Tuesday

current GOP civil war is an eerie repeat of their 1912 loss

Picture the scene. America is angry, and heading into a historic presidential election. The Republicans think they have the nation behind them. They have a frontrunner, a Romney-like man who doesn’t follow conventional Christianity but is liked by the big-money boys on Wall Street and corporate America, the men who have always run the party.

But then the country-club Republican is challenged by a Palin-like egotistical populist who is popular with the grass roots, a candidate who loves guns and hunting in the great Northwest, almost as much as they love attention. The populist upstart leads a movement that is angry about government-imposed tax duties, hates compromisers, and uses lots of religious rhetoric, talking about battling for the Lord and Armageddon, and singing “Onward Christian Soldiers”. The populists are actually very sneaky: they managed to attract money and support from the corporations who logically would have supported the country-club candidate, and they return the favor by supporting policies that protect corporations, thus outflanking the country-club candidate. The populists are united in their desire to block the country-club candidate from getting the Republican presidential nomination.

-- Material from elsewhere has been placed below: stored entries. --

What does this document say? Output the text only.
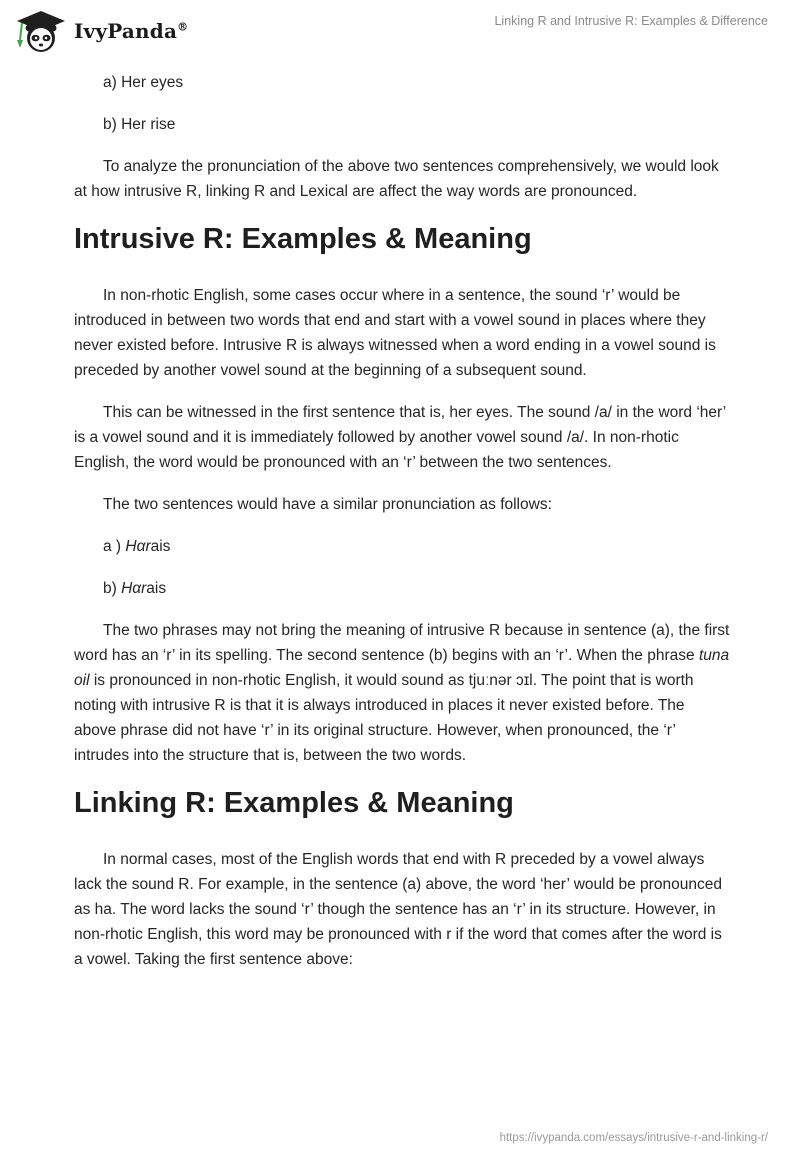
IvyPanda®	Linking R and Intrusive R: Examples & Difference

a) Her eyes

b) Her rise

To analyze the pronunciation of the above two sentences comprehensively, we would look at how intrusive R, linking R and Lexical are affect the way words are pronounced.

Intrusive R: Examples & Meaning

In non-rhotic English, some cases occur where in a sentence, the sound ‘r’ would be introduced in between two words that end and start with a vowel sound in places where they never existed before. Intrusive R is always witnessed when a word ending in a vowel sound is preceded by another vowel sound at the beginning of a subsequent sound.

This can be witnessed in the first sentence that is, her eyes. The sound /a/ in the word ‘her’ is a vowel sound and it is immediately followed by another vowel sound /a/. In non-rhotic English, the word would be pronounced with an ‘r’ between the two sentences.

The two sentences would have a similar pronunciation as follows:

a ) Hαrais

b) Hαrais

The two phrases may not bring the meaning of intrusive R because in sentence (a), the first word has an ‘r’ in its spelling. The second sentence (b) begins with an ‘r’. When the phrase tuna oil is pronounced in non-rhotic English, it would sound as tjuːnər ɔɪl. The point that is worth noting with intrusive R is that it is always introduced in places it never existed before. The above phrase did not have ‘r’ in its original structure. However, when pronounced, the ‘r’ intrudes into the structure that is, between the two words.

Linking R: Examples & Meaning

In normal cases, most of the English words that end with R preceded by a vowel always lack the sound R. For example, in the sentence (a) above, the word ‘her’ would be pronounced as ha. The word lacks the sound ‘r’ though the sentence has an ‘r’ in its structure. However, in non-rhotic English, this word may be pronounced with r if the word that comes after the word is a vowel. Taking the first sentence above:

https://ivypanda.com/essays/intrusive-r-and-linking-r/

Is this a forecast for a Romney-Palin race for the nomination in 2012, or perhaps Romney-Bachmann? Nope. This is a description of the race that happened exactly one hundred years earlier. In 1912 country-club Republican William Taft, who admitted he didn’t believe in the divinity of Christ, faced a rebellion from populist and all-around hot dog Teddy Roosevelt. Taft maintained his frontrunner status and secured the Republican nomination, but Teddy split the conservative movement and ran a third-party campaign. As a result, the Democrat, Woodrow Wilson, won 40 states and 435 electoral votes. A Democrat won places like Idaho, Wyoming, Oklahoma. The 1912 race, not unlike the social battles over health reform and rightwing extremism that preceded the 2012 election, was marred by violence: Teddy himself was shot in the chest just before the election, and was saved only because his fifty-page speech was in his pocket. Characteristically, Teddy went on to give a ninety-minute speech, still seeping blood. Shortly after the election loss, Roosevelt’s populist movement, which really didn’t stand for anything other than cheering for Teddy, folded.